Fried whiting, baked macaroni, collard greens and buttered white toast.
“Where you from,” Koko asked as she came over to check on us.
“125th Street,” I told her.
“You come all that way just to eat here,” she said. “That’s sweet of you.”
I thought for a moment. “It’s not like I came from Cleveland.”
“Are you in radio? You have a radio voice,” she asked me.
“I usually mumble,” I told her, “but when I order food I use my deep, clear disc jockey voice to make sure there is no confusion
She laughed and turned to Gerry. “You know, you look like Henry Winkler.”
“The Fonz,” Zio snickered.
Gerry posing as Arthur Fonzarelli
“And you…” she stared at me. “Hey, Poppa, remember that show ‘Coach,’ what was the name of the coach?”

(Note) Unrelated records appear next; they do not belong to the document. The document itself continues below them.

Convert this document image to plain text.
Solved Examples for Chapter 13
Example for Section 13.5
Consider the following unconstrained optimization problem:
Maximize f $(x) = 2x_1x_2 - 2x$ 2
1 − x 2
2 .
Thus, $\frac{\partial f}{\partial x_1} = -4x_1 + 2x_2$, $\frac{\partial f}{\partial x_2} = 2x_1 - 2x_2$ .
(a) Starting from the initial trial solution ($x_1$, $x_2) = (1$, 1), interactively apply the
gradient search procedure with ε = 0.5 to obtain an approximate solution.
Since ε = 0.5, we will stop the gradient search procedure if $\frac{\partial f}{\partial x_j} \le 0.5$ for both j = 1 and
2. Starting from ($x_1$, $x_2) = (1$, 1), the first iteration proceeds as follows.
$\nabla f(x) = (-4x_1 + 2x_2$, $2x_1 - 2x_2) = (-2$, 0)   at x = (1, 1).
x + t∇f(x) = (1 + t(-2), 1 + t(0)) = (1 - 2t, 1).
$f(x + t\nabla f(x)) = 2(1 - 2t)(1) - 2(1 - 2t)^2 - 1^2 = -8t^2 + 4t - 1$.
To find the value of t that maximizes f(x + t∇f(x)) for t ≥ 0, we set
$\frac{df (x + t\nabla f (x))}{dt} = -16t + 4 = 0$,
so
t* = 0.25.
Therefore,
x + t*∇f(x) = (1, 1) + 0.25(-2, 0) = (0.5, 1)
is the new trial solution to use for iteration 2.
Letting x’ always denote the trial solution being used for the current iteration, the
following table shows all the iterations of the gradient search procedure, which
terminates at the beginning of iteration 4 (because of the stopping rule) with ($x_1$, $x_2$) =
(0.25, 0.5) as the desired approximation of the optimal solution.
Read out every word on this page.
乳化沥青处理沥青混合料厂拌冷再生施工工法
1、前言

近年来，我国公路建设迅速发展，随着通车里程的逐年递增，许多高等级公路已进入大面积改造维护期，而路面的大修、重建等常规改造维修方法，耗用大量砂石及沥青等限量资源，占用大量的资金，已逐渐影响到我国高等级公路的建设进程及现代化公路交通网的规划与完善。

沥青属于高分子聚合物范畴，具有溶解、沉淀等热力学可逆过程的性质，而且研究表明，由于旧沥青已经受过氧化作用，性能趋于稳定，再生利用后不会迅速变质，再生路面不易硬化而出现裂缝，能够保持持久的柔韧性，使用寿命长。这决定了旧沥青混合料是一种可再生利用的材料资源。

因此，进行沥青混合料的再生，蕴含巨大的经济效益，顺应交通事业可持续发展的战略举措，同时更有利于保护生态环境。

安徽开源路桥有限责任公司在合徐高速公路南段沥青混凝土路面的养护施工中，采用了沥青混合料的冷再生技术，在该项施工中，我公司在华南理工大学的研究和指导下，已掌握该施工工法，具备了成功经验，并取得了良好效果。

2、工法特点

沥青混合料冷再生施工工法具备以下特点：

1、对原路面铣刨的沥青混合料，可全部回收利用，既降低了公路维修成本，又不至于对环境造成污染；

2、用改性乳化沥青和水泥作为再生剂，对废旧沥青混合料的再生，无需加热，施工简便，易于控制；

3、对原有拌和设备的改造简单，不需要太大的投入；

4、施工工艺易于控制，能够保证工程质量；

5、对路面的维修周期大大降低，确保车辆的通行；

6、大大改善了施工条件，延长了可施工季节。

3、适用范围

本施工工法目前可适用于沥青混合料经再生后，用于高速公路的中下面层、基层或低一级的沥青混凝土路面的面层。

Poppa came out from the kitchen. Both Koko and her husband were wearing Pittsburgh Steelers’ baseball hats. We knew where their gridiron loyalty lay. He thought for a moment and then said: “Craig T. Nelson.”
“And your voice is like his too,” Koko said.
“The coach? I always thought I was the quarterback,” I said, disappointment obvious in my now mumbling voice. I knew what Craig T. Nelson looked like. He was balding—with a prominent nose. I didn’t see the resemblance, but if Koko thought I looked like Craig T. Nelson, I wasn’t going to argue.
“And you,” she stared at Zio. “Let me think on it.”
After the dishes were cleared she came back. “I know, the doctor on ‘ M.A.S.H.’”
“Alan Alda?” Zio said.
“Yeah, him,” Koko said.
“How many pounds ago,” Gerry cracked.
The expert use of the chopsticks are a giveaway that the man above could not possibly be Zio.
We were hoping for dessert, but Margie said she had run out of her homemade lemonade pie.
“Lemonade pie? Wasn’t that in a song?” Gerry asked.
“Judy in the Skies,” Zio said.
Gerry quickly googled the song on his phone. A You Tube video from the 60’s came up. We watched it and heard the lyrics mentioning lemonade pie.
“John Fred & his Playboys,” Gerry read. “And it’s ‘Judy in Disguise.’”
“I always thought it was Judy in the Skies,” Zio said.
“Judy in Disguise, well that’s a-what you are
A-lemonade pies, with a brand new car…”
We paid the check and took the allotted ten minutes to get coats, gloves, and hats on.
“We’ll be back for lemonade pie,” I said, speaking for all of us.
“You better,” Koko said and then made sure she steered very clear of Zio as he attempted to exit.